I recalled there is similiar reports before. The problem is mainly be the descriptorDFTI_HANDLE, which will be used inall threads. So either as you did, move the descriptror setup outside the OpenMP region. or would you like to try add before DFTICOMMITDESCRIPTOR: STATUS = DFTISETVALUE(DFTI_HANDLE, DFTI_NUMBER_OF_USERS_THREADS, 4) !!! if 4 threads is used, depends on your number of CPUs, HT:on|off etc.
Thanks for the feedback... I don't believe that is the problem though. Something clearly has changed regarding this behavior between 10.2 and 10.3 (any update, even the latest one 10.3 Update 4). As it stands Example 2
will have horrible performance with 10.3 (anay update), because that's exactly what I was doing before. The same code linked with 10.2 is probably 20-30 times faster than 10.3 when the transform sizes are small. I hvae tried it both with DFTI_NUMBER_OF_USERS_THREADS set to 1 or whatever the number of threads I am using... it won't matter.

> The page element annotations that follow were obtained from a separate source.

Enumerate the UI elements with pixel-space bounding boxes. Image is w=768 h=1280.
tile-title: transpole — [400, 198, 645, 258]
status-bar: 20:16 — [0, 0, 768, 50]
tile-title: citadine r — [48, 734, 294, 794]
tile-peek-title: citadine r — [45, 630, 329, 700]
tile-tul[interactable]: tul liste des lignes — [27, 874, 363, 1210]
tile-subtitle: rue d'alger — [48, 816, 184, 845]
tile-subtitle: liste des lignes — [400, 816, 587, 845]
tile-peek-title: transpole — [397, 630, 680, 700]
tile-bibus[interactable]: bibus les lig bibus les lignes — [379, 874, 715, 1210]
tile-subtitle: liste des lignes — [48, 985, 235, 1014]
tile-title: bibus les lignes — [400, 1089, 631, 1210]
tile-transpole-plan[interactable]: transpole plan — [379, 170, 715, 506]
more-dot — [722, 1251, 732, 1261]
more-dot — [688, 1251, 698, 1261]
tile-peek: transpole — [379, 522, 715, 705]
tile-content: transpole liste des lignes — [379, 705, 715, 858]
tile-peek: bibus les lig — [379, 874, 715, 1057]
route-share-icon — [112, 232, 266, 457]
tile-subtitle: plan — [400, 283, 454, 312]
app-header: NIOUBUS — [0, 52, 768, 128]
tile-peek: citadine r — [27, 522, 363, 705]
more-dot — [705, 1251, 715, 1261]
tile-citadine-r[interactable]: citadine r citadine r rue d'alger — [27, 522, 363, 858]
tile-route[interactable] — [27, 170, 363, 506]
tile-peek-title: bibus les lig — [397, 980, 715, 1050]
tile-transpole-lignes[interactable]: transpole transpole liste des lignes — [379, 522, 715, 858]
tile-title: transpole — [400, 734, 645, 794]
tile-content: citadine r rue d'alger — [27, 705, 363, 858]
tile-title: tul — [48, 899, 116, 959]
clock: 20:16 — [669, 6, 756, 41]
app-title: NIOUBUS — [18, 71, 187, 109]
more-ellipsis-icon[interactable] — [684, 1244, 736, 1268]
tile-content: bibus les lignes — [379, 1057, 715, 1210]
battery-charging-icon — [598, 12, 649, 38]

Clearly there is a bug in the descriptor setup when it is inside a parallel region.
In general, DFTI descriptor setup should be used outside of parallel region. This will allow to get improvements of your application reusing the same descriptor from different threads via DFTI_NUMBER_OF_USERS_THREADS. But, could you please share with us small reproducer to analyze your problem on our side?